The Moscos Islands are an island chain in the Andaman Sea off the northern coast of the Tanintharyi Region of southern Myanmar.

The islands are administered from the Dawei District of the Taninthayi Division. No tourism is allowed on any of the islands.

==Geography==
This 70 km long island chain is located on average around 15 km from the shore. The total combined area of dry land on the Moscos Islands is 49.19 km^{2}.

The islands are uninhabited, but fishermen from nearby coastal locations stay in temporary settlements on certain islands during the dry season. Traditionally these people have been engaging in fishing, timber felling and collection of sea turtle eggs, swiftlet nests and forest products.

==Ecology==
Generally all islands are covered in thick forest and they rise steeply from rocky shores. The small steep rocky islets are important as nesting places for the edible-nest swiftlets (Aerodramus fuciphagus). The beaches are breeding grounds for different species of sea turtles.
In 1924, during colonial times, the whole archipelago was declared a game preserve and in 1927 a wildlife sanctuary; even then local people went to the islands to collect large numbers of turtle eggs.

Presently the whole island group is a protected area, the Moscos Islands Wildlife Sanctuary. Officially there is a limit to the number of eggs and swiftlet nests that are allowed to be collected.

==Islands==
There are four distinct groups or clusters of islands in the chain:
- North Moscos
  - Heinze Islands , a group of four islands and one islet named after the Heinze River, the mouth of which is located about 25 km to the NNE. Heinze Bok, the largest island is 3.2 km long and 1.4 km wide. Its highest point is 312 m.
  - Bok Ye-gan group Bok Ye-gan, round and 2 km in diameter, is the only relatively large island.

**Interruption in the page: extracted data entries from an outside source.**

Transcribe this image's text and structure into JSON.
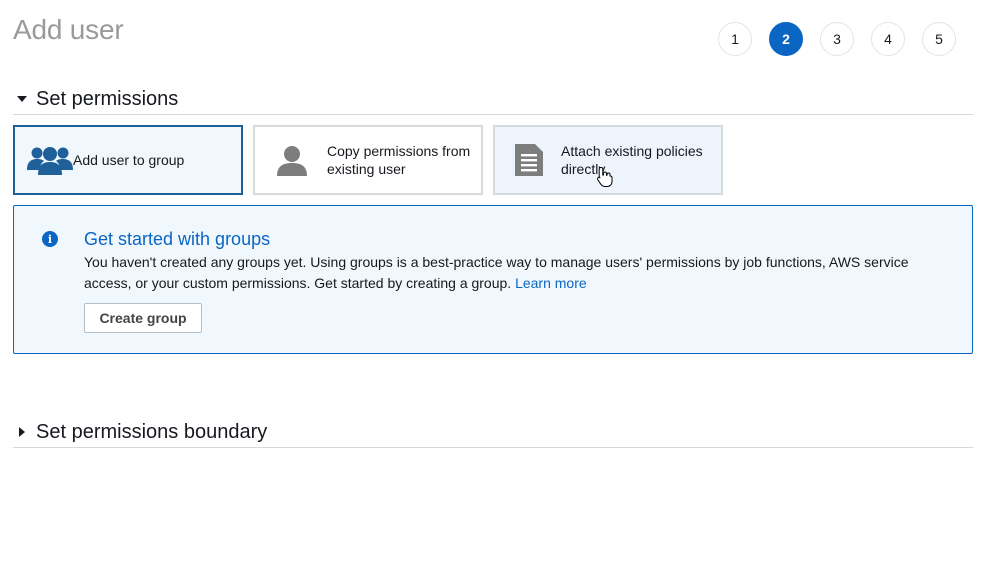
{
  "page": {
    "title": "Add user"
  },
  "steps": [
    {
      "label": "1",
      "active": false
    },
    {
      "label": "2",
      "active": true
    },
    {
      "label": "3",
      "active": false
    },
    {
      "label": "4",
      "active": false
    },
    {
      "label": "5",
      "active": false
    }
  ],
  "permissions_section": {
    "title": "Set permissions",
    "expanded": true,
    "options": [
      {
        "label": "Add user to group",
        "icon": "group-icon",
        "selected": true
      },
      {
        "label": "Copy permissions from existing user",
        "icon": "user-icon",
        "selected": false
      },
      {
        "label": "Attach existing policies directly",
        "icon": "document-icon",
        "selected": false
      }
    ]
  },
  "info_box": {
    "icon": "info-icon",
    "title": "Get started with groups",
    "text": "You haven't created any groups yet. Using groups is a best-practice way to manage users' permissions by job functions, AWS service access, or your custom permissions. Get started by creating a group.",
    "link_text": "Learn more",
    "button_label": "Create group"
  },
  "boundary_section": {
    "title": "Set permissions boundary",
    "expanded": false
  },
  "colors": {
    "accent": "#0a66c2",
    "selected_border": "#1f5f9a",
    "info_background": "#f1f8fd",
    "title_gray": "#9a9a9a"
  }
}
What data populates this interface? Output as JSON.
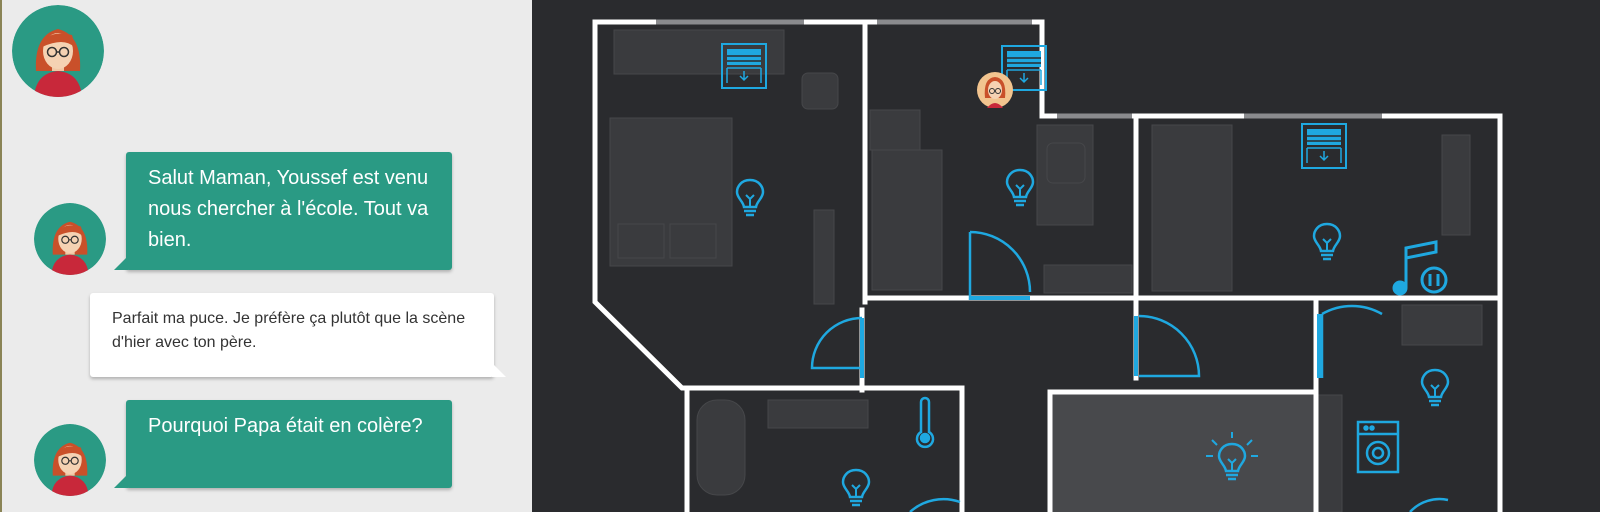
{
  "chat": {
    "messages": [
      {
        "sender": "child",
        "text": "Salut Maman, Youssef est venu nous chercher à l'école. Tout va bien."
      },
      {
        "sender": "mother",
        "text": "Parfait ma puce. Je préfère ça plutôt que la scène d'hier avec ton père."
      },
      {
        "sender": "child",
        "text": "Pourquoi Papa était en colère?"
      }
    ]
  },
  "colors": {
    "chat_background": "#ebebeb",
    "outgoing_bubble": "#2a9a84",
    "incoming_bubble": "#ffffff",
    "plan_background": "#2a2b2e",
    "walls": "#ffffff",
    "accent": "#1fa8e0"
  },
  "floorplan": {
    "devices": [
      {
        "icon": "window-blind-icon",
        "room": "bedroom-1"
      },
      {
        "icon": "window-blind-icon",
        "room": "bedroom-2"
      },
      {
        "icon": "window-blind-icon",
        "room": "bedroom-3"
      },
      {
        "icon": "lightbulb-icon",
        "room": "bedroom-1",
        "state": "off"
      },
      {
        "icon": "lightbulb-icon",
        "room": "bedroom-2",
        "state": "off"
      },
      {
        "icon": "lightbulb-icon",
        "room": "bedroom-3",
        "state": "off"
      },
      {
        "icon": "lightbulb-icon",
        "room": "laundry",
        "state": "off"
      },
      {
        "icon": "lightbulb-icon",
        "room": "bathroom",
        "state": "off"
      },
      {
        "icon": "lightbulb-icon",
        "room": "kitchen",
        "state": "on"
      },
      {
        "icon": "thermometer-icon",
        "room": "bathroom"
      },
      {
        "icon": "music-pause-icon",
        "room": "bedroom-3"
      },
      {
        "icon": "washing-machine-icon",
        "room": "laundry"
      },
      {
        "icon": "user-location-icon",
        "room": "bedroom-2"
      }
    ]
  }
}
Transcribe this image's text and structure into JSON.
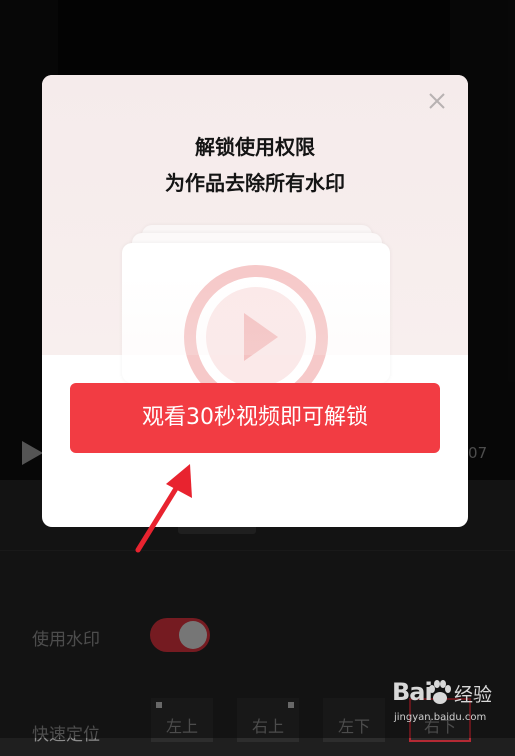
{
  "player": {
    "time": ":07"
  },
  "settings": {
    "watermark_label": "使用水印",
    "watermark_enabled": true,
    "position_label": "快速定位",
    "positions": [
      {
        "label": "左上",
        "selected": false
      },
      {
        "label": "右上",
        "selected": false
      },
      {
        "label": "左下",
        "selected": false
      },
      {
        "label": "右下",
        "selected": true
      }
    ]
  },
  "dialog": {
    "title_line1": "解锁使用权限",
    "title_line2": "为作品去除所有水印",
    "unlock_button": "观看30秒视频即可解锁",
    "close_icon": "close-icon",
    "illustration_icon": "play-circle-icon"
  },
  "watermark": {
    "brand": "Bai",
    "brand_cn": "经验",
    "url": "jingyan.baidu.com"
  },
  "colors": {
    "accent_red": "#f23c43",
    "toggle_on": "#d5323c",
    "annotation_arrow": "#e8232f"
  }
}
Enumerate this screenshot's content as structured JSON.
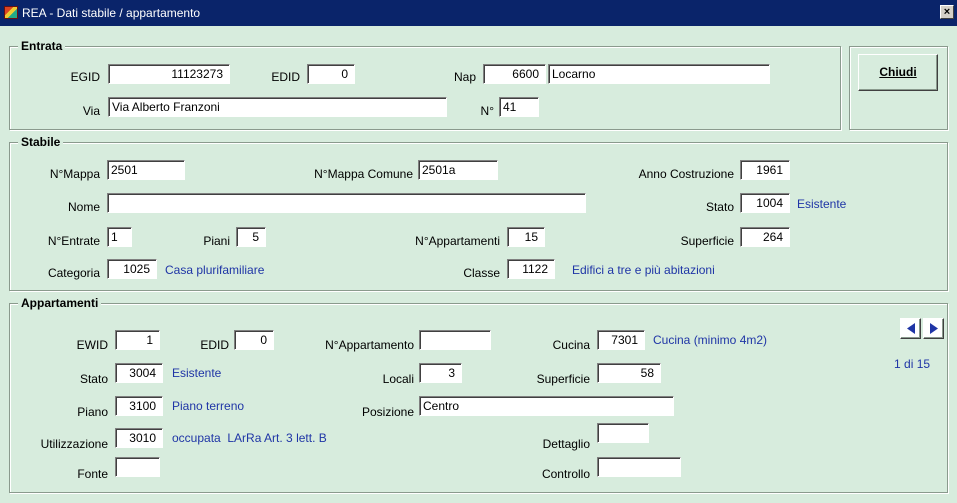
{
  "window": {
    "title": "REA - Dati stabile / appartamento",
    "close_label": "×"
  },
  "entrata": {
    "title": "Entrata",
    "egid_label": "EGID",
    "egid": "11123273",
    "edid_label": "EDID",
    "edid": "0",
    "nap_label": "Nap",
    "nap": "6600",
    "localita": "Locarno",
    "via_label": "Via",
    "via": "Via Alberto Franzoni",
    "numero_label": "N°",
    "numero": "41"
  },
  "actions": {
    "chiudi_label": "Chiudi"
  },
  "stabile": {
    "title": "Stabile",
    "nmappa_label": "N°Mappa",
    "nmappa": "2501",
    "nmappa_comune_label": "N°Mappa Comune",
    "nmappa_comune": "2501a",
    "anno_label": "Anno Costruzione",
    "anno": "1961",
    "nome_label": "Nome",
    "nome": "",
    "stato_label": "Stato",
    "stato_code": "1004",
    "stato_desc": "Esistente",
    "nentrate_label": "N°Entrate",
    "nentrate": "1",
    "piani_label": "Piani",
    "piani": "5",
    "nappartamenti_label": "N°Appartamenti",
    "nappartamenti": "15",
    "superficie_label": "Superficie",
    "superficie": "264",
    "categoria_label": "Categoria",
    "categoria_code": "1025",
    "categoria_desc": "Casa plurifamiliare",
    "classe_label": "Classe",
    "classe_code": "1122",
    "classe_desc": "Edifici a tre e più abitazioni"
  },
  "appartamenti": {
    "title": "Appartamenti",
    "ewid_label": "EWID",
    "ewid": "1",
    "edid_label": "EDID",
    "edid": "0",
    "nappartamento_label": "N°Appartamento",
    "nappartamento": "",
    "cucina_label": "Cucina",
    "cucina_code": "7301",
    "cucina_desc": "Cucina (minimo 4m2)",
    "stato_label": "Stato",
    "stato_code": "3004",
    "stato_desc": "Esistente",
    "locali_label": "Locali",
    "locali": "3",
    "superficie_label": "Superficie",
    "superficie": "58",
    "piano_label": "Piano",
    "piano_code": "3100",
    "piano_desc": "Piano terreno",
    "posizione_label": "Posizione",
    "posizione": "Centro",
    "utilizzazione_label": "Utilizzazione",
    "utilizzazione_code": "3010",
    "utilizzazione_desc": "occupata  LArRa Art. 3 lett. B",
    "dettaglio_label": "Dettaglio",
    "dettaglio": "",
    "fonte_label": "Fonte",
    "fonte": "",
    "controllo_label": "Controllo",
    "controllo": "",
    "pager": {
      "current": "1",
      "sep": "di",
      "total": "15"
    }
  },
  "icons": {
    "prev": "triangle-left-icon",
    "next": "triangle-right-icon",
    "app": "app-icon",
    "close": "close-icon"
  },
  "colors": {
    "background": "#d7ecdd",
    "titlebar": "#0a246a",
    "description_text": "#1f35a6",
    "nav_arrow": "#1f35a6"
  }
}
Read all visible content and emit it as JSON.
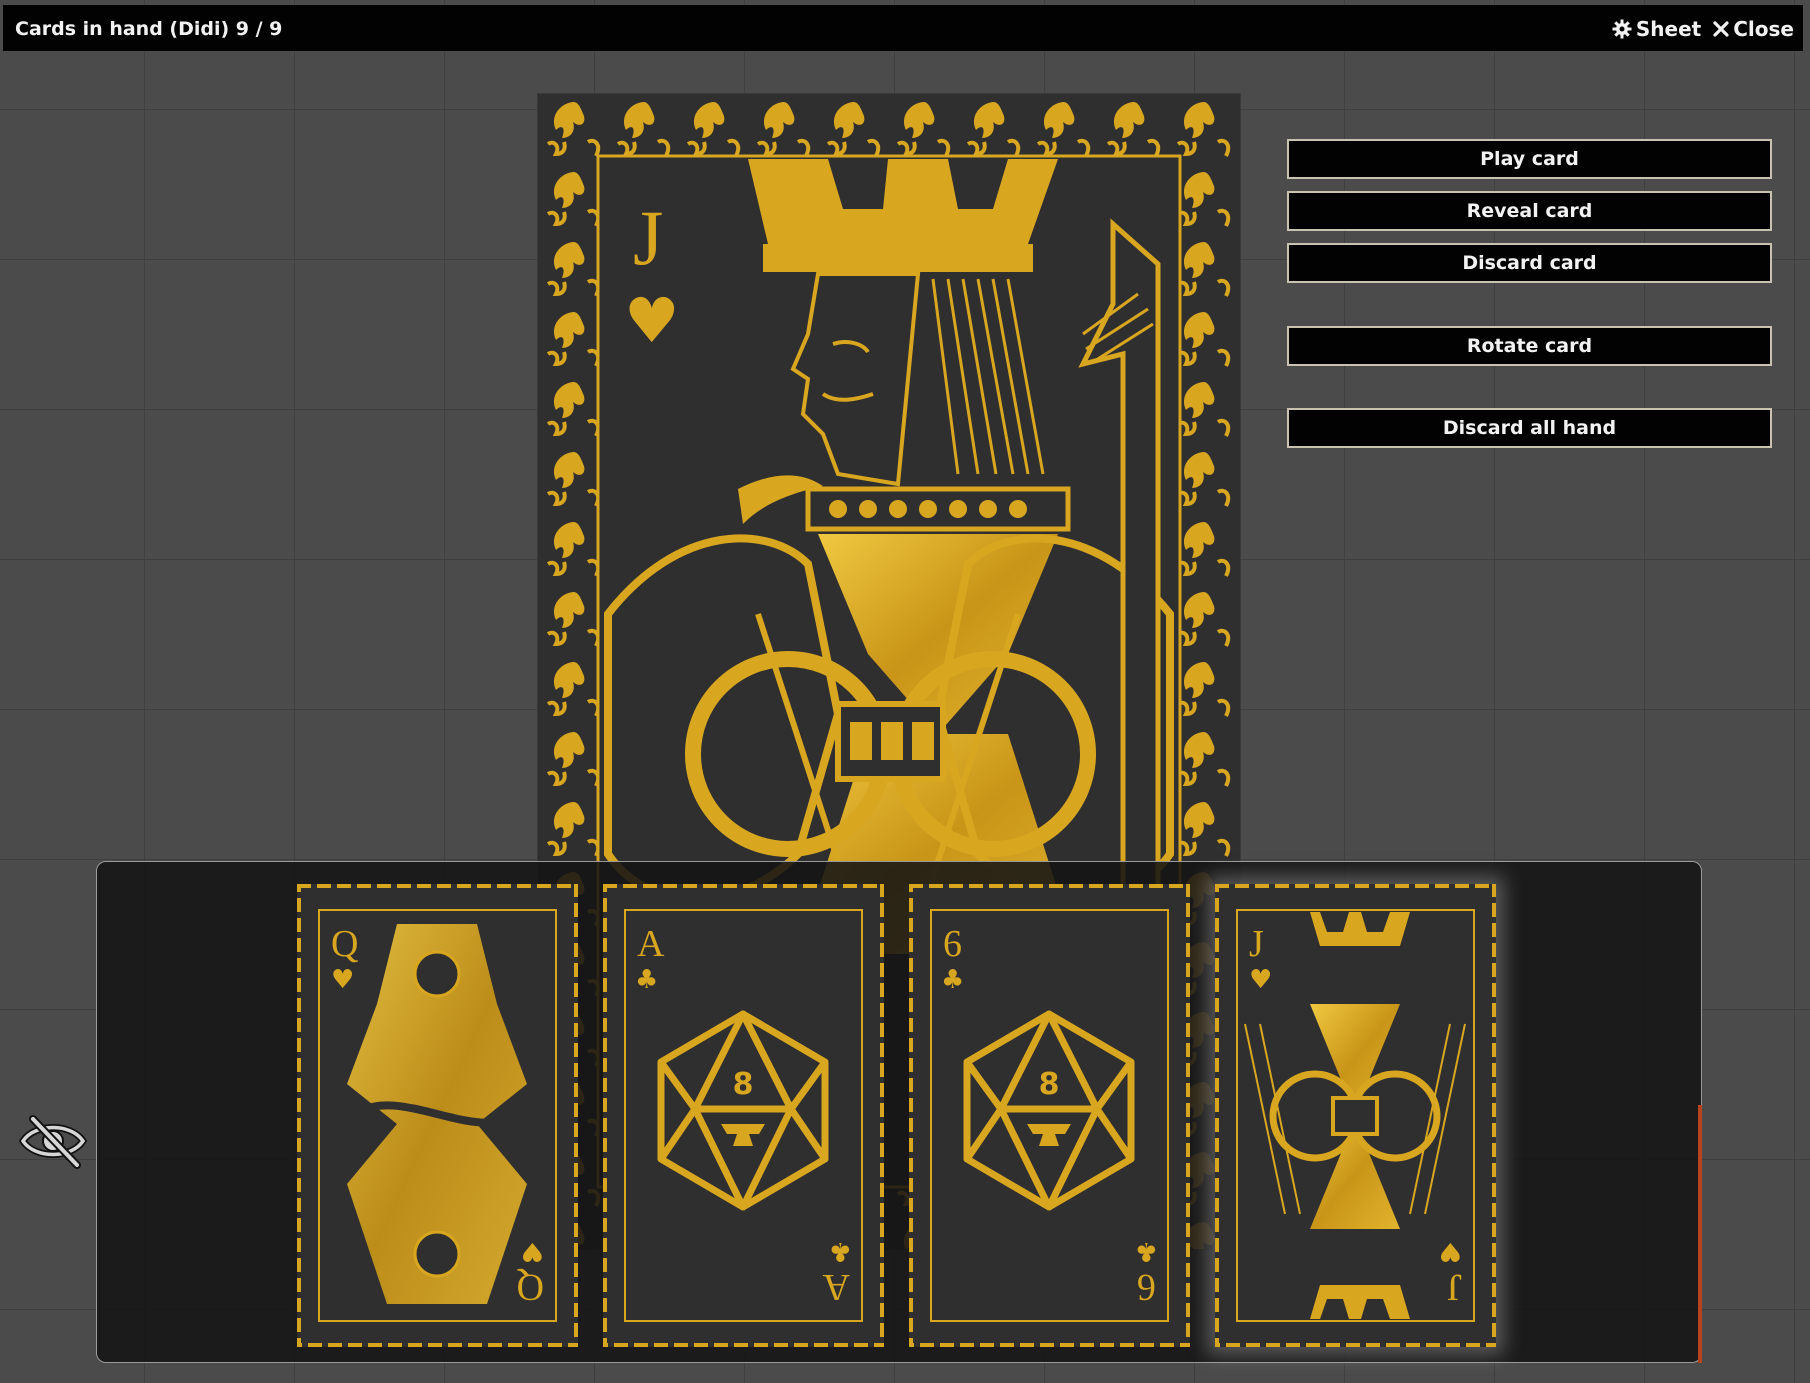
{
  "window": {
    "title": "Cards in hand (Didi) 9 / 9",
    "actions": [
      {
        "label": "Sheet",
        "icon": "gear-icon"
      },
      {
        "label": "Close",
        "icon": "close-icon"
      }
    ]
  },
  "preview_card": {
    "rank": "J",
    "suit": "hearts",
    "suit_symbol": "♥",
    "face": "jack-of-hearts"
  },
  "buttons": {
    "play": "Play card",
    "reveal": "Reveal card",
    "discard": "Discard card",
    "rotate": "Rotate card",
    "discard_all": "Discard all hand"
  },
  "hand": {
    "cards": [
      {
        "rank": "Q",
        "suit_symbol": "♥",
        "face": "queen-of-hearts",
        "selected": false
      },
      {
        "rank": "A",
        "suit_symbol": "♣",
        "face": "ace-of-clubs",
        "die_number": "8",
        "selected": false
      },
      {
        "rank": "6",
        "suit_symbol": "♣",
        "face": "six-of-clubs",
        "die_number": "8",
        "selected": false
      },
      {
        "rank": "J",
        "suit_symbol": "♥",
        "face": "jack-of-hearts",
        "selected": true
      }
    ]
  },
  "colors": {
    "gold": "#d9a620",
    "card_bg": "#2f2f2f",
    "accent": "#b7441f"
  }
}
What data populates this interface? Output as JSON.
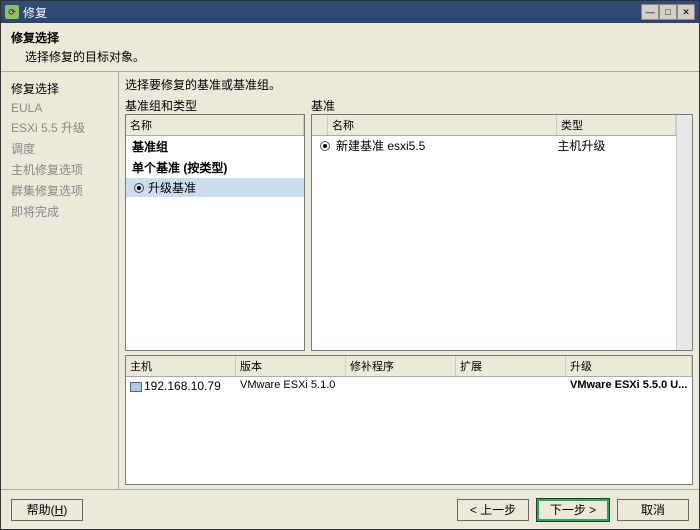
{
  "window": {
    "title": "修复"
  },
  "header": {
    "title": "修复选择",
    "subtitle": "选择修复的目标对象。"
  },
  "sidebar": {
    "items": [
      {
        "label": "修复选择",
        "active": true
      },
      {
        "label": "EULA"
      },
      {
        "label": "ESXi 5.5 升级"
      },
      {
        "label": "调度"
      },
      {
        "label": "主机修复选项"
      },
      {
        "label": "群集修复选项"
      },
      {
        "label": "即将完成"
      }
    ]
  },
  "main": {
    "instruction": "选择要修复的基准或基准组。",
    "leftPane": {
      "label": "基准组和类型",
      "col": "名称",
      "group": "基准组",
      "subgroup": "单个基准 (按类型)",
      "item": "升级基准"
    },
    "rightPane": {
      "label": "基准",
      "cols": {
        "name": "名称",
        "type": "类型"
      },
      "row": {
        "name": "新建基准 esxi5.5",
        "type": "主机升级"
      }
    },
    "hostTable": {
      "cols": {
        "host": "主机",
        "version": "版本",
        "patches": "修补程序",
        "ext": "扩展",
        "upgrade": "升级"
      },
      "row": {
        "host": "192.168.10.79",
        "version": "VMware ESXi 5.1.0",
        "patches": "",
        "ext": "",
        "upgrade": "VMware ESXi 5.5.0 U..."
      }
    }
  },
  "footer": {
    "help": "帮助(H)",
    "back": "< 上一步",
    "next": "下一步 >",
    "cancel": "取消"
  }
}
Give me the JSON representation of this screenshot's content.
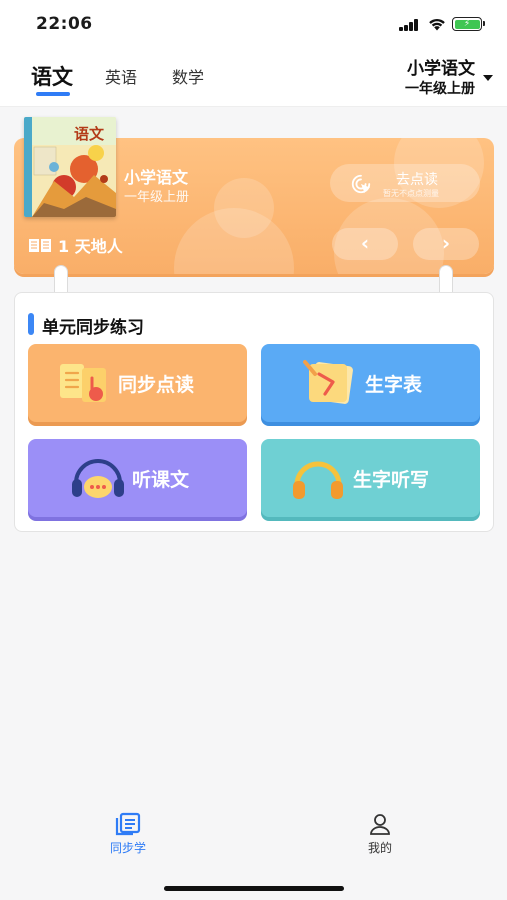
{
  "status": {
    "time": "22:06"
  },
  "topnav": {
    "tabs": [
      {
        "label": "语文",
        "active": true
      },
      {
        "label": "英语",
        "active": false
      },
      {
        "label": "数学",
        "active": false
      }
    ],
    "book_title": "小学语文",
    "book_volume": "一年级上册"
  },
  "banner": {
    "cover_label": "语文",
    "title": "小学语文",
    "subtitle": "一年级上册",
    "read_button": "去点读",
    "read_hint": "暂无不点点测量",
    "days_label": "1 天地人",
    "prev": "‹",
    "next": "›"
  },
  "practice": {
    "title": "单元同步练习",
    "tiles": [
      {
        "label": "同步点读",
        "color": "#fbb46e"
      },
      {
        "label": "生字表",
        "color": "#5aaaf5"
      },
      {
        "label": "听课文",
        "color": "#9b8ff7"
      },
      {
        "label": "生字听写",
        "color": "#6fd0d3"
      }
    ]
  },
  "tabbar": {
    "items": [
      {
        "label": "同步学",
        "active": true,
        "icon": "book-list-icon"
      },
      {
        "label": "我的",
        "active": false,
        "icon": "user-icon"
      }
    ]
  },
  "colors": {
    "accent": "#2f7cf6",
    "banner": "#f9ae68"
  }
}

Its highest point is 359 m. The rest of the cluster are six scattered little islets
- Middle Moscos (Maungmagan Islands) Two larger islands and two islets. Sabyat Island is the northernmost; its highest point is 119 m. The largest island, North Island, is 6.8 km long and 3.3 km wide. Its highest point is 312 m.
- South Moscos (Launglon Bok Islands) , 6 km long Aek Bok and 10 km long Auk Bok, the main two islands, are aligned in a north-south direction. Hngettaik Kyun is a much smaller 1.5 km long island in between. Auk Bok is the largest island in the Moscos Archipelago. The South Moscos group is surrounded by coral reefs and there was a proposal in 1982 to declare the South Moscos a marine national park. There is a Tatmadaw base in the South Moscos Islands.